2. Pants for a Zombie Apocalypse.  You don't want to be sitting around in your underwear when zombies come clawing at your door.  (It's o.k. now.  Don't get up.)  But, you are going to want some kind of heavy duty pants.  There are a couple of options.  You can go cowboy or commando.  If you go cowboy, you are going to want to get some heavy duty denim jeans that are thick enough to resist a bite.  If you go commando, you are going to want to get some tactical pants.  Tactical pants give you scratch and tear resistance, the ability to move around and jump, and extra pockets to carry all your survival gear.  If you are looking for tactical pants, you might check out these 5.11 Tactical Pants.  5.11 is a well respected brand in the prepping and police communities.
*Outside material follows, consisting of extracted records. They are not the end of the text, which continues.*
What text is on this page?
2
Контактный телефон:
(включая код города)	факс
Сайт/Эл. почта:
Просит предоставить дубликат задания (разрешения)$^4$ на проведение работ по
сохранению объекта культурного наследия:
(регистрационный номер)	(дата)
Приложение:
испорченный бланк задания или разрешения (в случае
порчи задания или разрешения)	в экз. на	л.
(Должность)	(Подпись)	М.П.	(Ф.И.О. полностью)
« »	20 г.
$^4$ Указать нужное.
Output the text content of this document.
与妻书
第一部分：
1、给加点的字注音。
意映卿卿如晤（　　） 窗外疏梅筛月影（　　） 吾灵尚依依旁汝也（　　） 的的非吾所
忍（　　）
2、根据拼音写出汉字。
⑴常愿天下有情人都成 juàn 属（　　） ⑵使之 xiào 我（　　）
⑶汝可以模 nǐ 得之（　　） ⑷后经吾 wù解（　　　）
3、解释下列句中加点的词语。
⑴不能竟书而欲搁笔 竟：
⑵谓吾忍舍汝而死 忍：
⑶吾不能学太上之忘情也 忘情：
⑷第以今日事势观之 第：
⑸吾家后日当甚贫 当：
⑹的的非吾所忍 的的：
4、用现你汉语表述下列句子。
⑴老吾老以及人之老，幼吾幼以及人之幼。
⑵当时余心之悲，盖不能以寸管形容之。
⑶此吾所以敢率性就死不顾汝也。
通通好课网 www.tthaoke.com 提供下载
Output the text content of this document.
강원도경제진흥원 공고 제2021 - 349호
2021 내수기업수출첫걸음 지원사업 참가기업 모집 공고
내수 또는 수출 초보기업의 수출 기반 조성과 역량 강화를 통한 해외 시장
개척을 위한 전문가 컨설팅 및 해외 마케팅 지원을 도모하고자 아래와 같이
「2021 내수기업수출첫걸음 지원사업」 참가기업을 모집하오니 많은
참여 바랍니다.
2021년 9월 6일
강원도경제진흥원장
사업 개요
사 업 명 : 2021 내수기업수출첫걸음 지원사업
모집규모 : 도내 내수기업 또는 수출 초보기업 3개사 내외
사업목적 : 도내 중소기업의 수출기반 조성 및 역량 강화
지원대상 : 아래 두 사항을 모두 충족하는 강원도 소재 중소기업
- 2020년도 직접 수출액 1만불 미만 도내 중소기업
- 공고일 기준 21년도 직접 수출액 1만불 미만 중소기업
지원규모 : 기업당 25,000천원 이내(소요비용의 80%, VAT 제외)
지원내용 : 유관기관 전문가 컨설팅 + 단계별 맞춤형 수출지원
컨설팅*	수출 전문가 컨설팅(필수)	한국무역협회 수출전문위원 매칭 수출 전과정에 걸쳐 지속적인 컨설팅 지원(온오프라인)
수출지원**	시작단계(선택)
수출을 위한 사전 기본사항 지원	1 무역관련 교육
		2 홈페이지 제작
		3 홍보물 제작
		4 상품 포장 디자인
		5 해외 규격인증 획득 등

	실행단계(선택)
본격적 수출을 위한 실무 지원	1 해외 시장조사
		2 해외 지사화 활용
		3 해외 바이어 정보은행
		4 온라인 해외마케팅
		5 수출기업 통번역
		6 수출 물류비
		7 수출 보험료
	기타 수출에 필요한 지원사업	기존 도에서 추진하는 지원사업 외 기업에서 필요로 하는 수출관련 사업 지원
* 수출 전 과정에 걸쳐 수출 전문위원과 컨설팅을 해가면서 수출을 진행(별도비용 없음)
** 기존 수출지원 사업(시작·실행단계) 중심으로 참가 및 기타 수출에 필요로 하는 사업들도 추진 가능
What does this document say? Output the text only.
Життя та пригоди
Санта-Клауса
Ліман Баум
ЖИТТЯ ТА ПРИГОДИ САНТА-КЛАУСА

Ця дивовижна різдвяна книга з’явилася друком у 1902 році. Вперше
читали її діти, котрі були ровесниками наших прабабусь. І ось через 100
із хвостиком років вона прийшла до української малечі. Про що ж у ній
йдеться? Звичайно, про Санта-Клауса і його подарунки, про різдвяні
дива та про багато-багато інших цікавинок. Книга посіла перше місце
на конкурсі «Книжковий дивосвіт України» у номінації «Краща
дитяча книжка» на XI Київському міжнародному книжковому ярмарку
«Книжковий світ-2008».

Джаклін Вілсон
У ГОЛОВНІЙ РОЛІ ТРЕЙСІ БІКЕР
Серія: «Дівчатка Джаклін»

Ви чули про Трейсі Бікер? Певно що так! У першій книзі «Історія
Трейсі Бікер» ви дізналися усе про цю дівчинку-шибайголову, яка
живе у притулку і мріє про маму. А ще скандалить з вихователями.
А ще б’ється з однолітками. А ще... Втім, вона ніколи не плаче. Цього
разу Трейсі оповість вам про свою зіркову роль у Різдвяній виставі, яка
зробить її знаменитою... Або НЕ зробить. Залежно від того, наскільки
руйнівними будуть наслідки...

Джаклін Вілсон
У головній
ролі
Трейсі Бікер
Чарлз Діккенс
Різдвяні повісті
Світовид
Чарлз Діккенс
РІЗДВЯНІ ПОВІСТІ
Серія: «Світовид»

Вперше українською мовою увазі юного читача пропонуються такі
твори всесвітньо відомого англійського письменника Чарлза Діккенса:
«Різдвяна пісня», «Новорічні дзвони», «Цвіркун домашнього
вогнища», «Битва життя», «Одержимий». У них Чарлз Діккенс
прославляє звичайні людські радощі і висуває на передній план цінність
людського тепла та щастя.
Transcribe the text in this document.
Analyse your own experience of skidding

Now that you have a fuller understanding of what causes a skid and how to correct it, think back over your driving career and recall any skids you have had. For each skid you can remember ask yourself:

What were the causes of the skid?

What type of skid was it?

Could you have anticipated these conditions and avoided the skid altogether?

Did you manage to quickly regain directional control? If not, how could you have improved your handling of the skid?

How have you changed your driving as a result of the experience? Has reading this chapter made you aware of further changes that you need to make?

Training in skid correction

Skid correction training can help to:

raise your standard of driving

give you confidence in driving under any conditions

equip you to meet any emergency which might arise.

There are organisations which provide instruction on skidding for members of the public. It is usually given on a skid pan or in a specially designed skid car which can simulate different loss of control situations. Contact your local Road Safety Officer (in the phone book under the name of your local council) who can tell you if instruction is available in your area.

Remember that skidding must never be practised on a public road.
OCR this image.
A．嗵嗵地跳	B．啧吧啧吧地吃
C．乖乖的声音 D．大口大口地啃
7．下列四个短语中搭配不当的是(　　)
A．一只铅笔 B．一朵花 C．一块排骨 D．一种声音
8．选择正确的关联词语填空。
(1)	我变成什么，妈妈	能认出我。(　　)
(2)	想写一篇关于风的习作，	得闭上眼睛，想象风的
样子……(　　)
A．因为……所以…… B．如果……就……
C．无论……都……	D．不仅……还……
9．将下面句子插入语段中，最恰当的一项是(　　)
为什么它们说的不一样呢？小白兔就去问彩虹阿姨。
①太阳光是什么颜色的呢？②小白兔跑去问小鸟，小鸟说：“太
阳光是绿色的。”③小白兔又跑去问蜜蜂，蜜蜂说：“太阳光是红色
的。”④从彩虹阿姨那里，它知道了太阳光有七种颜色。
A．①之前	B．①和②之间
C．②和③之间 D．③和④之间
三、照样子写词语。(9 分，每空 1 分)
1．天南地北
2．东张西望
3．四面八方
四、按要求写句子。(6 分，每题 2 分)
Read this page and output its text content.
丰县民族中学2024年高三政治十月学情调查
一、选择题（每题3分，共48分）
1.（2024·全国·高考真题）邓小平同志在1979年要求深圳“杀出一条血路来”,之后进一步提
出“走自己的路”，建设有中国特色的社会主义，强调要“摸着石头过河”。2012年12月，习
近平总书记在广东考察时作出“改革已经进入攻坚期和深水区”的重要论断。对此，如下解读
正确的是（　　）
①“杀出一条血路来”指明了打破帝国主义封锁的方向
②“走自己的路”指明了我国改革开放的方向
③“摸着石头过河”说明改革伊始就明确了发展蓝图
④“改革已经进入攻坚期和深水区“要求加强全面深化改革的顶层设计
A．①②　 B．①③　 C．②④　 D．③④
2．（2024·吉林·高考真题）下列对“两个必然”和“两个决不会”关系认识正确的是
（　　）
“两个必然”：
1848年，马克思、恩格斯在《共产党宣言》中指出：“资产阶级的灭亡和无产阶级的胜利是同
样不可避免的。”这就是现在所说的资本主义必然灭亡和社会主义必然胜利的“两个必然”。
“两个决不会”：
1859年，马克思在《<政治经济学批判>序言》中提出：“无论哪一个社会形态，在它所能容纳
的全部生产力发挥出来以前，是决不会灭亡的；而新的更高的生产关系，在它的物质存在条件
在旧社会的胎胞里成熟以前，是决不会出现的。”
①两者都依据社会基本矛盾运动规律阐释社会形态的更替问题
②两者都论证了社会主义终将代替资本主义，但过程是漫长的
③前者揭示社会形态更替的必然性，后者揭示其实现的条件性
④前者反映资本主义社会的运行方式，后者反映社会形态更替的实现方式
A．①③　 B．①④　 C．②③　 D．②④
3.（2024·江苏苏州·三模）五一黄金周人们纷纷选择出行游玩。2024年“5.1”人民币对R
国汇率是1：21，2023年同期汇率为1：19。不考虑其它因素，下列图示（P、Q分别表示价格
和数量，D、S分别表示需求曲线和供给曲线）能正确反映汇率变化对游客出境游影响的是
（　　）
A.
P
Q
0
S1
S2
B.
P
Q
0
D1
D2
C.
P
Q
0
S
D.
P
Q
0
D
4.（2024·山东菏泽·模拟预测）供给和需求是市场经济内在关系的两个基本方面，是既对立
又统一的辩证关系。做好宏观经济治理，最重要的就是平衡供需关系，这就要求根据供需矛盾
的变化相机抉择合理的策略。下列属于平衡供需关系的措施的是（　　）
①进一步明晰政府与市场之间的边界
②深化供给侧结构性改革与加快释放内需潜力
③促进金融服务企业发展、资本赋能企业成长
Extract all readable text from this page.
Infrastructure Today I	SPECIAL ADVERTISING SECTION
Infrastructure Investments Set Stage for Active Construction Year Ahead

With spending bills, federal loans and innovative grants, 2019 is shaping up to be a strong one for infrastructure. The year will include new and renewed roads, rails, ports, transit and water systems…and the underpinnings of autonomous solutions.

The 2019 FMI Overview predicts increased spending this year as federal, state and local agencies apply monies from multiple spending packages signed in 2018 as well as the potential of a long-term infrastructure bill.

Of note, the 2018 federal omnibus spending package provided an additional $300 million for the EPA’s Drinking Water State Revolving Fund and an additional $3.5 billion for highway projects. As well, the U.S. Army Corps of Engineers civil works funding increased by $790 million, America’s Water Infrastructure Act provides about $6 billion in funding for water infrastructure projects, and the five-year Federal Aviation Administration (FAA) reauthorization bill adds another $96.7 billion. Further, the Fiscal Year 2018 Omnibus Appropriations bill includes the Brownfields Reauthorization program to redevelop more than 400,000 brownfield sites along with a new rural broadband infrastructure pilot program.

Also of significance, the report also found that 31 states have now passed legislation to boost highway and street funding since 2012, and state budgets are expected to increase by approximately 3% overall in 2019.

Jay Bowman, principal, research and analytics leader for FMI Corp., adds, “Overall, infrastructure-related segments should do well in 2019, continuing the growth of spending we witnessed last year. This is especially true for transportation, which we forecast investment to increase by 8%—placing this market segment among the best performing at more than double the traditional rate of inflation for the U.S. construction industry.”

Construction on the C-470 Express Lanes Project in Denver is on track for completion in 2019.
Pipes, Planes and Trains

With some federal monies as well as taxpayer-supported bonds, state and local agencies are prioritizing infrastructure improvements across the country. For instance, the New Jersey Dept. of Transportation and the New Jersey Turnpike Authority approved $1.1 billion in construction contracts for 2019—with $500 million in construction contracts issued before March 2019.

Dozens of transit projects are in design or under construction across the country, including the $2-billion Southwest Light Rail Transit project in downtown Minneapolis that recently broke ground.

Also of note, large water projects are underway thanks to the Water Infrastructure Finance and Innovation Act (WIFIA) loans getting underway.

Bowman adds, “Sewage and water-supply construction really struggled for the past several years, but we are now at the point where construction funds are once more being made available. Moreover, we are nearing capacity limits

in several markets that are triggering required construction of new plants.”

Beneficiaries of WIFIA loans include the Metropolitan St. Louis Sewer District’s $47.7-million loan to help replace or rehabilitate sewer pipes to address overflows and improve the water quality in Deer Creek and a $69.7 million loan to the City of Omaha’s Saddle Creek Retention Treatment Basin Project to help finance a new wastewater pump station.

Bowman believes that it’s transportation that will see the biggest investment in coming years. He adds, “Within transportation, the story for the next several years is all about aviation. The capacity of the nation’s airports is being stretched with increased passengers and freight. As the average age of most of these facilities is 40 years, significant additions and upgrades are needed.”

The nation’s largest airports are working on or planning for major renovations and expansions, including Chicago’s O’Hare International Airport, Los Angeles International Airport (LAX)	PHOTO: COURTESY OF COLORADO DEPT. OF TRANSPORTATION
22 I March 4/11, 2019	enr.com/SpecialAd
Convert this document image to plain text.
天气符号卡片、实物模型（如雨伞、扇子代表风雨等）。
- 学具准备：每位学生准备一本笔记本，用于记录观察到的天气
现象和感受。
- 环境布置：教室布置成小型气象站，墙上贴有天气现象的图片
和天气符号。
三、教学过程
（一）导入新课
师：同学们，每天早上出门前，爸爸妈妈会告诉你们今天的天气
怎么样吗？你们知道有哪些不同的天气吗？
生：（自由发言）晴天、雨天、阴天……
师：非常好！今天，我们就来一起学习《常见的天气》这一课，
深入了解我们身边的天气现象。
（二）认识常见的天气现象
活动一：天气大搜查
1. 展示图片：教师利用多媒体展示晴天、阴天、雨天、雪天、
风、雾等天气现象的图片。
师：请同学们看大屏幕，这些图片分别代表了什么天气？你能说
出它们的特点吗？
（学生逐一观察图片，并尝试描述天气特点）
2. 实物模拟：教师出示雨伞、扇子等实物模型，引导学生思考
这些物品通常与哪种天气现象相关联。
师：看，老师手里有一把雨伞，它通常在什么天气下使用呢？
3. Shirts and Jackets for a Zombie Apocalypse.  When it comes to shirts, I think you are going to want a plain colored T-shirt covered with some sort of army jacket.  You'll have to pick the camouflage pattern that is best suited for your environment.  You'll think you look bad ass, but you'll probably look much like the late great Bob Hope in this picture.

4. Gloves for a Zombie Apocalypse.  When you are grappling with zombies, you are going to need some tactical gloves.  You'll probably want to get multiple pairs in case one gets Zombie gristle, brain goop, or blood on it.

5. Glasses for a Zombie Apocalypse.  If you are going to war against zombies, you are going to need to summon every ounce of bad ass in your system.  Kick ass Oakley sunglasses will definitely help.  Plus, they'll help you avoid getting stuff in an eye (shell casings, zombie bone fragments, kudzu vines, etc.).

6. Hats for a Zombie Apocalypse.  Finally, you are going to need some sort of helmet for a zombie apocalypse.  We've put out some guidance, but you are going to have to decide which kind of helmet is best.

Friday, January 6, 2017

Shopping before a Zombie Apocalypse

I know how I will probably perish in the Zombie Apocalypse.  It will happen at the grocery store.  The place will be mobbed with crazed shoppers trying to get food for their families before the zombies get to their neighborhood.  I'll probably be cut down in the produce aisle by someone trying to get the last oranges.

What will I be doing?  I'll trying to open one of these stupid plastic produce bags.
Plastic Produce Bags are Annoying
On a serious note, I took this picture while shopping just before a little snow and ice storm that recently hit Atlanta.  The grocery store was cleaned out of important items like eggs.  Can you imagine what it would be like if an emergency of apocalyptic proportions was headed towards your town?  It would be pandemonium.  It might even be dangerous.  Plus, there is a good chance that your grocery store would totally run out of food before you got there.  That's why it is a pretty good idea to stock up food and water supplies well in advance of an emergency.  There is no need to call it prepping.  You could just call it prudent.